Breastfeeding, a personalized Medicine with Influence on Short- and Long-Term Immune Health
Summary
Compared to adulthood, early postnatal life is a period that is characterized by rapid changes. The neonate’s tissues are constantly changing due to the growth process and are exposed to multiple new antigens, which are found in the environment, are present in the diet, or are associated with gut microbiota colonization (Fig. 1). The neonatal immune system has its own reactivity, which profoundly differs from that of the adult. It is neither that of a “small adult” nor is it an immature or tolerance-prone immune system. The neonatal immune system is a different one with specific requirements for activation and regulation. Breast milk is most probably a key condition for physiological (and optimal) functioning and imprinting of the immune system in early life (Fig. 1). Similar to the immune system and environment, which are constantly changing in early life, breast milk composition is constantly evolving. Volume, macronutrients, micronutrients, immunological factors, microbiota, and microbiota-shaping molecules are changing with lactation stages, and are also affected by infant growth and
environmental immune challenges [1]. Here, we will focus on factors in breast milk that we – and others – extensively studied and found to actively influence their immune trajectory and long-term immune health. More specifically, we will review the importance of TGF-β, vitamin A, immunoglobulins, and allergens in mucosal immunity in both early life and long-term allergic disease susceptibility. There is strong evidence from rodent studies and epidemiological data that oral exposure to allergens in early
life, out of the context of breast milk, is not inducing immune tolerance but, instead, is priming for allergic responses [2]. Nonbreastfed infants are exposed to only a few allergens, such as β-lactoglobulin, which occur at high concentrations. In contrast, breastfed infants are exposed to a wide variety of breast milk allergens that are found at concentrations that are at least 1 million times lower [3]. Importantly, there is evidence from rodent studies that the neonatal immune system requires very-low-dose antigen
exposure for appropriate immune reactivity. Early life is also characterized by a relative lack of TGF-β in the mucosal tissue, a physiological deficiency in vitamin A, and a low mucosal and systemic immunoglobulin secretion, which contribute to the lack of oral tolerance induction in early life in the absence of breast milk. Breast milk is providing infants with these cofac- tors, which will affect gut epithelium barrier integrity, antigen transfer, and antigen presentation for successful regulatory immune response induction [4]. This will result in a decreased risk for allergic diseases in the long term, as shown for egg allergy both in an experimental mouse model as well as in humans [5].
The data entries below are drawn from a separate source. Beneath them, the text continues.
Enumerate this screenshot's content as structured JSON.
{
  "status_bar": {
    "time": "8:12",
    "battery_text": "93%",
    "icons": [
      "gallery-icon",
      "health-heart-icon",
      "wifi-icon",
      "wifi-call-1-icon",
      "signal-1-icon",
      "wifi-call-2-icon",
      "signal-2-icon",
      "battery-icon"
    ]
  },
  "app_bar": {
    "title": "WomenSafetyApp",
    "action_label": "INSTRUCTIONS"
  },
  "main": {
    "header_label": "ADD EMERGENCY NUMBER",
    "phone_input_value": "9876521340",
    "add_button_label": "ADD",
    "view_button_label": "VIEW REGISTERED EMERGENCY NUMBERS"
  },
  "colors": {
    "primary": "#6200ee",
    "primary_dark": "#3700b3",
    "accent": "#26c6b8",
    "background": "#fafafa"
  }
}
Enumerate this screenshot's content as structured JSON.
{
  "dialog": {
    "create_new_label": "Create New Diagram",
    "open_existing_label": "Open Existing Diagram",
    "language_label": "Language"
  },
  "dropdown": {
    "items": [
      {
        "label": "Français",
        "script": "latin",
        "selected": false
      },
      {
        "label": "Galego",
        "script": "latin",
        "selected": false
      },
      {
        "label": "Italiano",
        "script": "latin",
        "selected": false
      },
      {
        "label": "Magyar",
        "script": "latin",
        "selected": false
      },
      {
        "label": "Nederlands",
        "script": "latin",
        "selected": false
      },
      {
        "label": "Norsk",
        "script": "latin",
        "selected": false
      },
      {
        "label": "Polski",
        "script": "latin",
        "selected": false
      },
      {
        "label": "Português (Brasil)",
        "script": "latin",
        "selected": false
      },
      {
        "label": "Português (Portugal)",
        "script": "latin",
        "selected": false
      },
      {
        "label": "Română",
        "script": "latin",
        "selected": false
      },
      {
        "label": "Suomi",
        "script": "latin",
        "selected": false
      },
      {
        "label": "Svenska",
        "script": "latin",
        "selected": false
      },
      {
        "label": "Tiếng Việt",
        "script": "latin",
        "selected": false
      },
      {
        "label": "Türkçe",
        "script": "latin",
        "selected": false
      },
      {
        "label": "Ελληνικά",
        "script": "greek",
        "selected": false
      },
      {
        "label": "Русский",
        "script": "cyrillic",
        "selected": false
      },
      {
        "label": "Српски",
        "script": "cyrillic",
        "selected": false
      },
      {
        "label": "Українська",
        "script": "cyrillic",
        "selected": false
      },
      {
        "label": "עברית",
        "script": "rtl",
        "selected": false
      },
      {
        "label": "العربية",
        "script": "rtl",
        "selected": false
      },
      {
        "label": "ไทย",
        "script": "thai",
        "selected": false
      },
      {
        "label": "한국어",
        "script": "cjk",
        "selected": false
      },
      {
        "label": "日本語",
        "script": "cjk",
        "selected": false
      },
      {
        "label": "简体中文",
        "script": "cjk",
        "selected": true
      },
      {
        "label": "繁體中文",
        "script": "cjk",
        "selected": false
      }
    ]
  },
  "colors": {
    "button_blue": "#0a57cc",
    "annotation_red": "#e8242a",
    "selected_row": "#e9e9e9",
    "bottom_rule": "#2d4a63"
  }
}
We are starting to decipher the specific requirements for the neonatal immune system to function optimally, and we are discovering how breast milk fulfills these requirements and guides immune trajectories from early life. Answering these questions will provide the infant with preventive and curative approaches that are tailored to this very specific period of life and will ensure long-term immune health.
References
1 Ballard O, Morrow AL: Human milk composition: nutrients and bioactive factors.
Pediatr Clin North Am 2013;60:49–74.
2 Strobel S: Immunity induced after a feed of antigen during early life: oral tolerance v.
sensitisation. Proc Nutr Soc 2001;60:437–442
3 Munblit D, Verhasselt V: Allergy prevention by breastfeeding: possible mechanisms and evidence from human cohorts. Curr Opin Allergy Clin Immunol 2016;16:427–433.
4 Turfkruyer M, Verhasselt V: Breast milk and its impact on maturation of the neonatal
immune system. Curr Opin Infect Dis 2015;28:199–206.
5 Verhasselt V, Genuneit J, Metcalfe JR, et al: Ovalbumin in breastmilk is associated with a decreased risk of IgE-mediated egg allergy in children. Allergy 2020;75:1463–1466.